Nursing home residents deserve better access to mental health care (2017-2018 Campaign)
The Better Access to Mental Health Care program was designed to improve access to mental health services. There was just one problem – it excluded residential aged care. In 2006, when the program was designed, residential aged care was seen as an institutional setting, able to provide residents with access to necessary care. While nursing home residents can access some mental health services through their aged care provider, this doesn’t happen anywhere near enough, and is not as well funded. University research has repeatedly found that fewer than two per cent of nursing home residents suffering depression have received clinically recommended treatment. And yet we know that aged care residents suffer some of the highest incidence of depression in the country.
Under the Better Access to Mental Health Care program, 170,000 older Australians cannot access the same Medicare-funded treatment as the rest of the community. This needs to change.
In January 2017, COTA Australia launched a petition to restore mental health services for older Australians in residential aged care. The petition to the Hon. Greg Hunt MP, Minister for Health read as:
We the undersigned urge you to immediately overturn the outdated discrimination that denies older Australians in residential aged care access to Medicare-funded psychological treatment through the Better Access to Mental Health Care program – treatment that is available to the rest of us as a right.

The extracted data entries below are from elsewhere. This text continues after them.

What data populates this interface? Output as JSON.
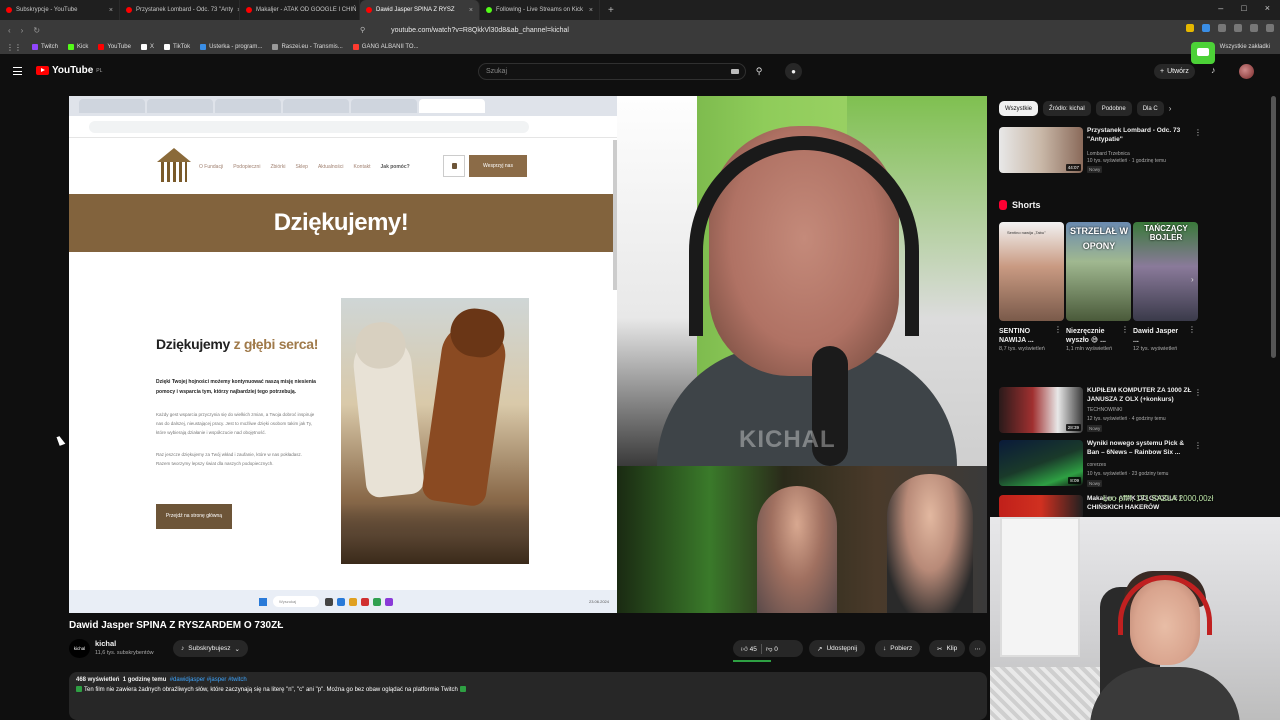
{
  "browser": {
    "tabs": [
      {
        "title": "Subskrypcje - YouTube",
        "color": "#ff0000"
      },
      {
        "title": "Przystanek Lombard - Odc. 73 \"Anty",
        "color": "#ff0000"
      },
      {
        "title": "Makaljer - ATAK OD GOOGLE I CHIŃ",
        "color": "#ff0000"
      },
      {
        "title": "Dawid Jasper SPINA Z RYSZ",
        "color": "#ff0000",
        "active": true
      },
      {
        "title": "Following - Live Streams on Kick",
        "color": "#53fc18"
      }
    ],
    "url": "youtube.com/watch?v=R8QkkVl30d8&ab_channel=kichal",
    "bookmarks": [
      {
        "label": "Twitch",
        "color": "#9146ff"
      },
      {
        "label": "Kick",
        "color": "#53fc18"
      },
      {
        "label": "YouTube",
        "color": "#ff0000"
      },
      {
        "label": "X",
        "color": "#ffffff"
      },
      {
        "label": "TikTok",
        "color": "#ffffff"
      },
      {
        "label": "Usterka - program...",
        "color": "#3a8ee6"
      },
      {
        "label": "Raszei.eu - Transmis...",
        "color": "#999999"
      },
      {
        "label": "GANG ALBANII TO...",
        "color": "#ff3b30"
      }
    ],
    "all_bookmarks": "Wszystkie zakładki"
  },
  "youtube": {
    "logo_text": "YouTube",
    "logo_country": "PL",
    "search_placeholder": "Szukaj",
    "create_label": "Utwórz"
  },
  "video_screen": {
    "site_menu": [
      "O Fundacji",
      "Podopieczni",
      "Zbiórki",
      "Sklep",
      "Aktualności",
      "Kontakt"
    ],
    "site_menu_strong": "Jak pomóc?",
    "support_button": "Wesprzyj nas",
    "banner_title": "Dziękujemy!",
    "thank_title_main": "Dziękujemy",
    "thank_title_accent": "z głębi serca!",
    "thank_lead": "Dzięki Twojej hojności możemy kontynuować naszą misję niesienia pomocy i wsparcia tym, którzy najbardziej tego potrzebują.",
    "thank_p1": "Każdy gest wsparcia przyczynia się do wielkich zmian, a Twoja dobroć inspiruje nas do dalszej, nieustającej pracy. Jest to możliwe dzięki osobom takim jak Ty, które wybierają działanie i współczucie nad obojętność.",
    "thank_p2": "Raz jeszcze dziękujemy za Twój wkład i zaufanie, które w nas pokładasz. Razem tworzymy lepszy świat dla naszych podopiecznych.",
    "home_button": "Przejdź na stronę główną",
    "taskbar_search": "Wyszukaj",
    "taskbar_date": "23.06.2024",
    "cam_watermark": "KICHAL"
  },
  "video": {
    "title": "Dawid Jasper SPINA Z RYSZARDEM O 730ZŁ",
    "channel_name": "kichal",
    "channel_avatar_text": "kichal",
    "subscribers": "11,6 tys. subskrybentów",
    "subscribed_label": "Subskrybujesz",
    "likes": "45",
    "dislikes": "0",
    "share_label": "Udostępnij",
    "download_label": "Pobierz",
    "clip_label": "Klip",
    "views": "468 wyświetleń",
    "uploaded": "1 godzinę temu",
    "tags": "#dawidjasper #jasper #twitch",
    "description": "Ten film nie zawiera żadnych obraźliwych słów, które zaczynają się na literę \"n\", \"c\" ani \"p\". Można go bez obaw oglądać na platformie Twitch"
  },
  "sidebar": {
    "chips": [
      "Wszystkie",
      "Źródło: kichal",
      "Podobne",
      "Dla C"
    ],
    "shorts_label": "Shorts",
    "recommended": [
      {
        "title": "Przystanek Lombard - Odc. 73 \"Antypatie\"",
        "channel": "Lombard Trzebnica",
        "meta": "10 tys. wyświetleń · 1 godzinę temu",
        "new": "Nowy",
        "duration": "44:07",
        "thumb": "#c9b8a8"
      },
      {
        "title": "KUPIŁEM KOMPUTER ZA 1000 ZŁ JANUSZA Z OLX (+konkurs)",
        "channel": "TECHNOWINKI",
        "meta": "12 tys. wyświetleń · 4 godziny temu",
        "new": "Nowy",
        "duration": "28:39",
        "thumb": "#a03030"
      },
      {
        "title": "Wyniki nowego systemu Pick & Ban – 6News – Rainbow Six ...",
        "channel": "corerzes",
        "meta": "10 tys. wyświetleń · 23 godziny temu",
        "new": "Nowy",
        "duration": "8:09",
        "thumb": "#1a3a2a"
      },
      {
        "title": "Makaljer - ATAK OD GOOGLE I CHIŃSKICH HAKERÓW",
        "channel": "",
        "meta": "",
        "new": "",
        "duration": "",
        "thumb": "#c0201a"
      }
    ],
    "shorts": [
      {
        "title": "SENTINO NAWIJA ...",
        "views": "8,7 tys. wyświetleń",
        "thumb_text": "Sentino nawija „Tabu\""
      },
      {
        "title": "Niezręcznie wyszło 😅 ...",
        "views": "1,1 mln wyświetleń",
        "thumb_text": "STRZELAŁ W OPONY"
      },
      {
        "title": "Dawid Jasper ...",
        "views": "12 tys. wyświetleń",
        "thumb_text": "TAŃCZĄCY BOJLER"
      }
    ]
  },
  "overlay": {
    "chat_line": "Łoo pffff, 171 SAZLA 2000,00zł"
  }
}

Your government is commendably implementing bi-partisan reform that delivers greater choice and control to older people over their aged care. An historic anomaly denies them access to the Better Mental Health program.
Reversing this out of date provision is a great way to make sure they have the same control over their mental health as all other Australians.
Over 170,000 aged care residents are being denied the same rights as the rest of us because of out of date government sanctioned age discrimination.
Please fix it now!
In May 2017, COTA Australia participated in a Round Table discussion with Aged Care Minister, Ken Wyatt MP. The roundtable, consisting of mental health and aged care experts, focused on strategies to improve the very poor access of people in residential aged care to mental health care. We continued to keep up the pressure for residents to get access to their rights to the same mental health care as other citizens.
In June 2017, we presented the Aged Care Minister, Ken Wyatt MP, with a petition of over 5,000 signatures.
In the next budget in 2018, there was a record $82.5M investment into mental health care for aged care residents, as well as $20M trial to improve mental health services for Australians over 75 years of age whose mental and physical health are at risk because of social isolation and loneliness. This as a fantastic outcome that could have been only achieved thanks to the active voices of so many COTA Australia supporters.